Awareness of Rhyming Words (age 3-4)Can your child….identify words that rhyme. For example, "Put your thumbs up if these two words rhyme, pail-tail or cow-pig?" or "Finish this rhyme, Red bed, blue ____."
Awareness of Syllables (age 4-5)Can your child…..identify that words are made up of syllables. For example, "Can you clap and count the syllables or the word parts in rainbow?"
Awareness of Onsets and Rhymes-Sound Substitution (age 6)Can your child….identify onsets and rhymes in words. For example, "What rhymes with /at/ and begins with /f/?"
Sound Isolation - Awareness of Beginning, Middle and Ending Sounds (age 6)Can your child….Identify beginning, middle, and ending sounds in words. For example, "What is the beginning sound in neck?" "What is the ending sound in jog? "What sound do you hear in the middle of kitten?"
Phonemic Blending (age 6)Can your child….blend phonemes heard auditorily into a word. For example, after hearing /c/ /a/ /t/ said in a stretched pronunciation, the child says cat.
Phoneme Segmentation (age 6-7)Can your child….count the sounds in a word (age 6). For example, "How many sounds do you hear in the word dog?"Is able to identify the sounds heard in a word. For example, "What sounds do you hear in the word man?"
Phoneme Manipulation (Age 7+)Can your child omit or substitute phonemes to make new words. For example, "What word would we have if we changed the /t/ in Tommy to an /m/?" (mommy) or "What word would we have if we left out the /t/ in the middle of stand?" (sand)

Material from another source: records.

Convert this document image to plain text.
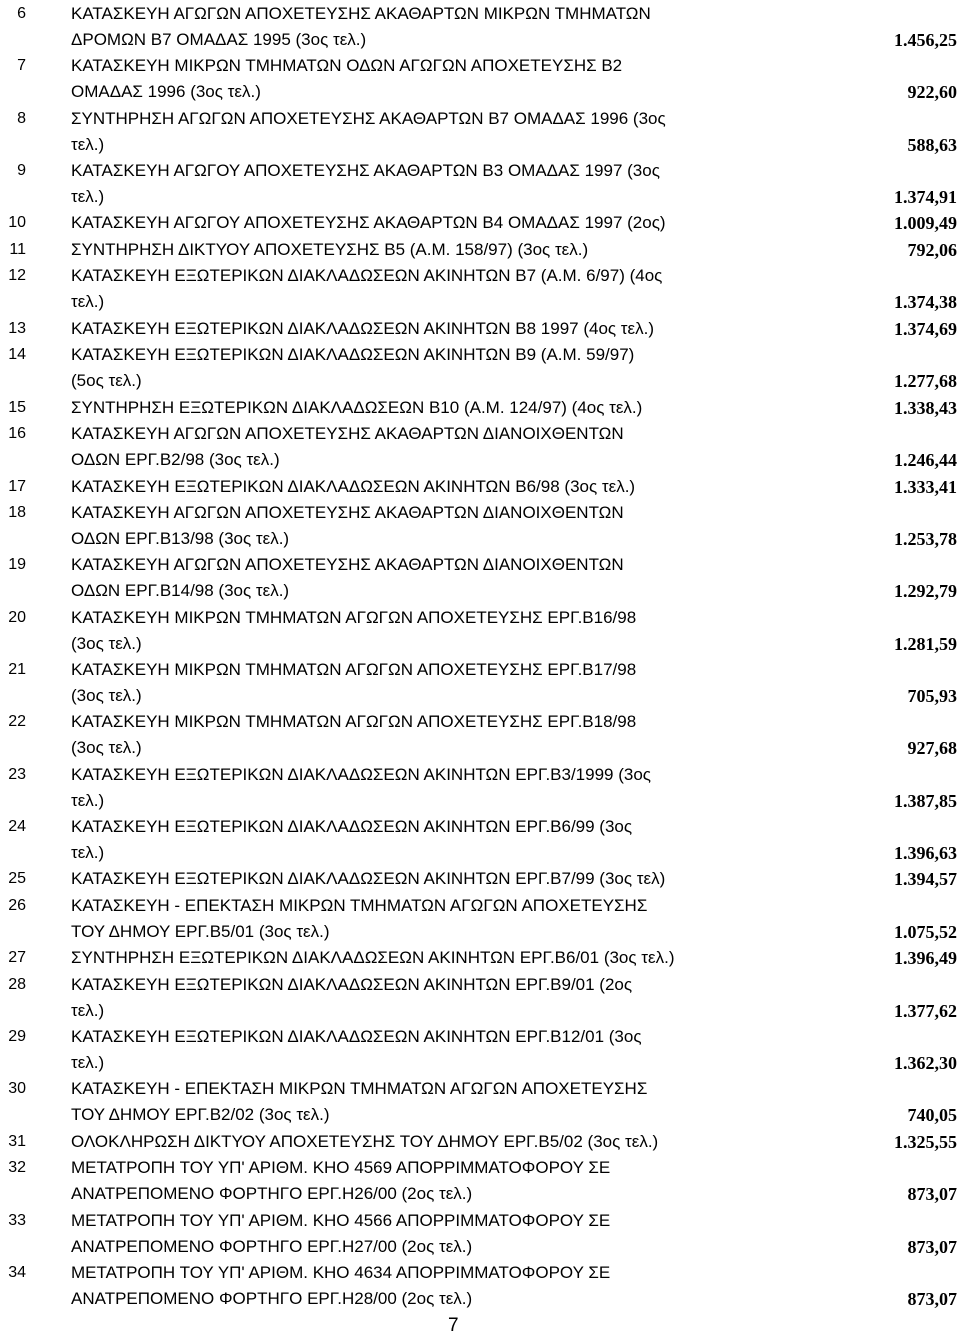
6	ΚΑΤΑΣΚΕΥΗ ΑΓΩΓΩΝ ΑΠΟΧΕΤΕΥΣΗΣ ΑΚΑΘΑΡΤΩΝ ΜΙΚΡΩΝ ΤΜΗΜΑΤΩΝ
ΔΡΟΜΩΝ Β7 ΟΜΑΔΑΣ 1995 (3ος τελ.)	1.456,25
7	ΚΑΤΑΣΚΕΥΗ ΜΙΚΡΩΝ ΤΜΗΜΑΤΩΝ ΟΔΩΝ ΑΓΩΓΩΝ ΑΠΟΧΕΤΕΥΣΗΣ Β2
ΟΜΑΔΑΣ 1996 (3ος τελ.)	922,60
8	ΣΥΝΤΗΡΗΣΗ ΑΓΩΓΩΝ ΑΠΟΧΕΤΕΥΣΗΣ ΑΚΑΘΑΡΤΩΝ Β7 ΟΜΑΔΑΣ 1996 (3ος
τελ.)	588,63
9	ΚΑΤΑΣΚΕΥΗ ΑΓΩΓΟΥ ΑΠΟΧΕΤΕΥΣΗΣ ΑΚΑΘΑΡΤΩΝ Β3 ΟΜΑΔΑΣ 1997 (3ος
τελ.)	1.374,91
10	ΚΑΤΑΣΚΕΥΗ ΑΓΩΓΟΥ ΑΠΟΧΕΤΕΥΣΗΣ ΑΚΑΘΑΡΤΩΝ Β4 ΟΜΑΔΑΣ 1997 (2ος)	1.009,49
11	ΣΥΝΤΗΡΗΣΗ ΔΙΚΤΥΟΥ ΑΠΟΧΕΤΕΥΣΗΣ Β5 (Α.Μ. 158/97) (3ος τελ.)	792,06
12	ΚΑΤΑΣΚΕΥΗ ΕΞΩΤΕΡΙΚΩΝ ΔΙΑΚΛΑΔΩΣΕΩΝ ΑΚΙΝΗΤΩΝ Β7 (Α.Μ. 6/97) (4ος
τελ.)	1.374,38
13	ΚΑΤΑΣΚΕΥΗ ΕΞΩΤΕΡΙΚΩΝ ΔΙΑΚΛΑΔΩΣΕΩΝ ΑΚΙΝΗΤΩΝ Β8 1997 (4ος τελ.)	1.374,69
14	ΚΑΤΑΣΚΕΥΗ ΕΞΩΤΕΡΙΚΩΝ ΔΙΑΚΛΑΔΩΣΕΩΝ ΑΚΙΝΗΤΩΝ Β9 (Α.Μ. 59/97)
(5ος τελ.)	1.277,68
15	ΣΥΝΤΗΡΗΣΗ ΕΞΩΤΕΡΙΚΩΝ ΔΙΑΚΛΑΔΩΣΕΩΝ Β10 (Α.Μ. 124/97) (4ος τελ.)	1.338,43
16	ΚΑΤΑΣΚΕΥΗ ΑΓΩΓΩΝ ΑΠΟΧΕΤΕΥΣΗΣ ΑΚΑΘΑΡΤΩΝ ΔΙΑΝΟΙΧΘΕΝΤΩΝ
ΟΔΩΝ ΕΡΓ.Β2/98 (3ος τελ.)	1.246,44
17	ΚΑΤΑΣΚΕΥΗ ΕΞΩΤΕΡΙΚΩΝ ΔΙΑΚΛΑΔΩΣΕΩΝ ΑΚΙΝΗΤΩΝ Β6/98 (3ος τελ.)	1.333,41
18	ΚΑΤΑΣΚΕΥΗ ΑΓΩΓΩΝ ΑΠΟΧΕΤΕΥΣΗΣ ΑΚΑΘΑΡΤΩΝ ΔΙΑΝΟΙΧΘΕΝΤΩΝ
ΟΔΩΝ ΕΡΓ.Β13/98 (3ος τελ.)	1.253,78
19	ΚΑΤΑΣΚΕΥΗ ΑΓΩΓΩΝ ΑΠΟΧΕΤΕΥΣΗΣ ΑΚΑΘΑΡΤΩΝ ΔΙΑΝΟΙΧΘΕΝΤΩΝ
ΟΔΩΝ ΕΡΓ.Β14/98 (3ος τελ.)	1.292,79
20	ΚΑΤΑΣΚΕΥΗ ΜΙΚΡΩΝ ΤΜΗΜΑΤΩΝ ΑΓΩΓΩΝ ΑΠΟΧΕΤΕΥΣΗΣ ΕΡΓ.Β16/98
(3ος τελ.)	1.281,59
21	ΚΑΤΑΣΚΕΥΗ ΜΙΚΡΩΝ ΤΜΗΜΑΤΩΝ ΑΓΩΓΩΝ ΑΠΟΧΕΤΕΥΣΗΣ ΕΡΓ.Β17/98
(3ος τελ.)	705,93
22	ΚΑΤΑΣΚΕΥΗ ΜΙΚΡΩΝ ΤΜΗΜΑΤΩΝ ΑΓΩΓΩΝ ΑΠΟΧΕΤΕΥΣΗΣ ΕΡΓ.Β18/98
(3ος τελ.)	927,68
23	ΚΑΤΑΣΚΕΥΗ ΕΞΩΤΕΡΙΚΩΝ ΔΙΑΚΛΑΔΩΣΕΩΝ ΑΚΙΝΗΤΩΝ ΕΡΓ.Β3/1999 (3ος
τελ.)	1.387,85
24	ΚΑΤΑΣΚΕΥΗ ΕΞΩΤΕΡΙΚΩΝ ΔΙΑΚΛΑΔΩΣΕΩΝ ΑΚΙΝΗΤΩΝ ΕΡΓ.Β6/99 (3ος
τελ.)	1.396,63
25	ΚΑΤΑΣΚΕΥΗ ΕΞΩΤΕΡΙΚΩΝ ΔΙΑΚΛΑΔΩΣΕΩΝ ΑΚΙΝΗΤΩΝ ΕΡΓ.Β7/99 (3ος τελ)	1.394,57
26	ΚΑΤΑΣΚΕΥΗ - ΕΠΕΚΤΑΣΗ ΜΙΚΡΩΝ ΤΜΗΜΑΤΩΝ ΑΓΩΓΩΝ ΑΠΟΧΕΤΕΥΣΗΣ
ΤΟΥ ΔΗΜΟΥ ΕΡΓ.Β5/01 (3ος τελ.)	1.075,52
27	ΣΥΝΤΗΡΗΣΗ ΕΞΩΤΕΡΙΚΩΝ ΔΙΑΚΛΑΔΩΣΕΩΝ ΑΚΙΝΗΤΩΝ ΕΡΓ.Β6/01 (3ος τελ.)	1.396,49
28	ΚΑΤΑΣΚΕΥΗ ΕΞΩΤΕΡΙΚΩΝ ΔΙΑΚΛΑΔΩΣΕΩΝ ΑΚΙΝΗΤΩΝ ΕΡΓ.Β9/01 (2ος
τελ.)	1.377,62
29	ΚΑΤΑΣΚΕΥΗ ΕΞΩΤΕΡΙΚΩΝ ΔΙΑΚΛΑΔΩΣΕΩΝ ΑΚΙΝΗΤΩΝ ΕΡΓ.Β12/01 (3ος
τελ.)	1.362,30
30	ΚΑΤΑΣΚΕΥΗ - ΕΠΕΚΤΑΣΗ ΜΙΚΡΩΝ ΤΜΗΜΑΤΩΝ ΑΓΩΓΩΝ ΑΠΟΧΕΤΕΥΣΗΣ
ΤΟΥ ΔΗΜΟΥ ΕΡΓ.Β2/02 (3ος τελ.)	740,05
31	ΟΛΟΚΛΗΡΩΣΗ ΔΙΚΤΥΟΥ ΑΠΟΧΕΤΕΥΣΗΣ ΤΟΥ ΔΗΜΟΥ ΕΡΓ.Β5/02 (3ος τελ.)	1.325,55
32	ΜΕΤΑΤΡΟΠΗ ΤΟΥ ΥΠ' ΑΡΙΘΜ. ΚΗΟ 4569 ΑΠΟΡΡΙΜΜΑΤΟΦΟΡΟΥ ΣΕ
ΑΝΑΤΡΕΠΟΜΕΝΟ ΦΟΡΤΗΓΟ ΕΡΓ.Η26/00 (2ος τελ.)	873,07
33	ΜΕΤΑΤΡΟΠΗ ΤΟΥ ΥΠ' ΑΡΙΘΜ. ΚΗΟ 4566 ΑΠΟΡΡΙΜΜΑΤΟΦΟΡΟΥ ΣΕ
ΑΝΑΤΡΕΠΟΜΕΝΟ ΦΟΡΤΗΓΟ ΕΡΓ.Η27/00 (2ος τελ.)	873,07
34	ΜΕΤΑΤΡΟΠΗ ΤΟΥ ΥΠ' ΑΡΙΘΜ. ΚΗΟ 4634 ΑΠΟΡΡΙΜΜΑΤΟΦΟΡΟΥ ΣΕ
ΑΝΑΤΡΕΠΟΜΕΝΟ ΦΟΡΤΗΓΟ ΕΡΓ.Η28/00 (2ος τελ.)	873,07
7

Parents can provide their child with the ultimate “phonological” experience. If hearing loss of any kind is suspected, make sure parents know to have the child’s attention and look directly at the child when they speak. Provide children with lots of opportunities to listen and respond. This may sound simple but reading, learning, memorizing and reciting nursery rhymes and singing songs are excellent for developing phonemic awareness. Reading to children is also key to developing phonemic awareness. Keep background noise to a minimum. Do not keep the radio or TV on all the time. Parents should not be afraid to express their concerns to their pediatrician. Most pediatricians are not aware of the implications fluctuating hearing loss has in learning to read. Parents should seek out services through early intervention or your local public schools. Both agencies are required to screen and/or test students to determine if a disability exists.

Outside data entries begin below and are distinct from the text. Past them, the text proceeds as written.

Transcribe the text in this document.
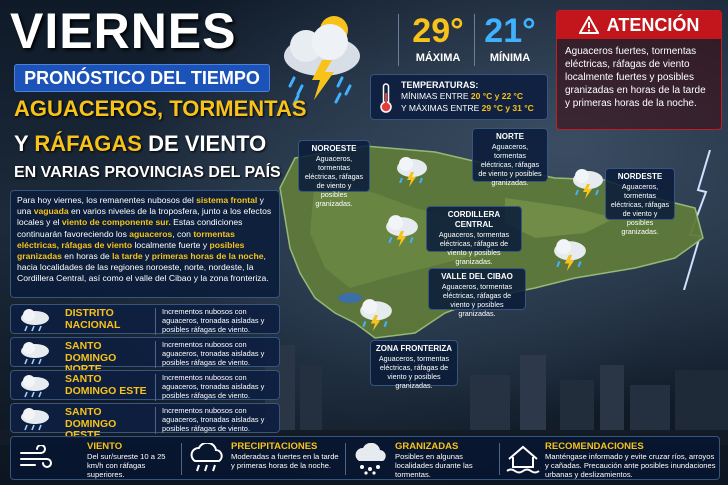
VIERNES
PRONÓSTICO DEL TIEMPO
AGUACEROS, TORMENTAS
Y RÁFAGAS DE VIENTO
EN VARIAS PROVINCIAS DEL PAÍS
29°
MÁXIMA
21°
MÍNIMA
ATENCIÓN
Aguaceros fuertes, tormentas eléctricas, ráfagas de viento localmente fuertes y posibles granizadas en horas de la tarde y primeras horas de la noche.
TEMPERATURAS:
MÍNIMAS ENTRE 20 °C y 22 °C
Y MÁXIMAS ENTRE 29 °C y 31 °C
Para hoy viernes, los remanentes nubosos del sistema frontal y una vaguada en varios niveles de la troposfera, junto a los efectos locales y el viento de componente sur. Estas condiciones continuarán favoreciendo los aguaceros, con tormentas eléctricas, ráfagas de viento localmente fuerte y posibles granizadas en horas de la tarde y primeras horas de la noche, hacia localidades de las regiones noroeste, norte, nordeste, la Cordillera Central, así como el valle del Cibao y la zona fronteriza.
NOROESTE
Aguaceros, tormentas eléctricas, ráfagas de viento y posibles granizadas.
NORTE
Aguaceros, tormentas eléctricas, ráfagas de viento y posibles granizadas.
NORDESTE
Aguaceros, tormentas eléctricas, ráfagas de viento y posibles granizadas.
CORDILLERA CENTRAL
Aguaceros, tormentas eléctricas, ráfagas de viento y posibles granizadas.
VALLE DEL CIBAO
Aguaceros, tormentas eléctricas, ráfagas de viento y posibles granizadas.
ZONA FRONTERIZA
Aguaceros, tormentas eléctricas, ráfagas de viento y posibles granizadas.
DISTRITO NACIONAL
Incrementos nubosos con aguaceros, tronadas aisladas y posibles ráfagas de viento.
SANTO DOMINGO
Incrementos nubosos con aguaceros, tronadas aisladas y posibles ráfagas de viento.
SANTO DOMINGO ESTE
Incrementos nubosos con aguaceros, tronadas aisladas y posibles ráfagas de viento.
SANTO DOMINGO
Incrementos nubosos con aguaceros, tronadas aisladas y posibles ráfagas de viento.
VIENTO
Del sur/sureste 10 a 25 km/h con ráfagas superiores.
PRECIPITACIONES
Moderadas a fuertes en la tarde y primeras horas de la noche.
GRANIZADAS
Posibles en algunas localidades durante las tormentas.
RECOMENDACIONES
Manténgase informado y evite cruzar ríos, arroyos y cañadas. Precaución ante posibles inundaciones urbanas y deslizamientos.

Phonemic awareness is one of the first steps to success in reading. When a child has not developed efficient phonemic awareness because of fluctuating hearing early on, the risk of reading failure is very real. With the right intervention, involving multi-sensory tasks that focus on improving the child’s awareness of individual sounds and how they work together, these children have a better chance of becoming proficient readers.

Adams, Marilyn Jager (1990). Beginning to Read: Thinking and Learning about Print. Cambridge, MA: Bolt, Beranek, and Newman, Inc. ED 317 950
Lindamood, Patricia and Lindamood, Phyllis (1998). The Lindamood Phoneme Sequencing Program Teachers Manual. Austin TX. Pro-ed.
Sensenbaugh, Roger Phonemic Awareness: An Important Early Step in Learning To Read. THE EDUCATIONAL RESOURCES INFORMATION CENTER (ERIC).
Stanovich, Keith E. (1993-94). "Romance and Reality (Distinguished Educator Series)." Reading Teacher, 47(4), 280-91. EJ 477 302
Winskel, Dr. Heather. Study reveals recurrent middle ear infections can have a major impact on children's development. Research Australia. Feb 2007.
Los Angeles County Office of Education Website. Teams Educational Resources. Levels of Phonemic Awareness.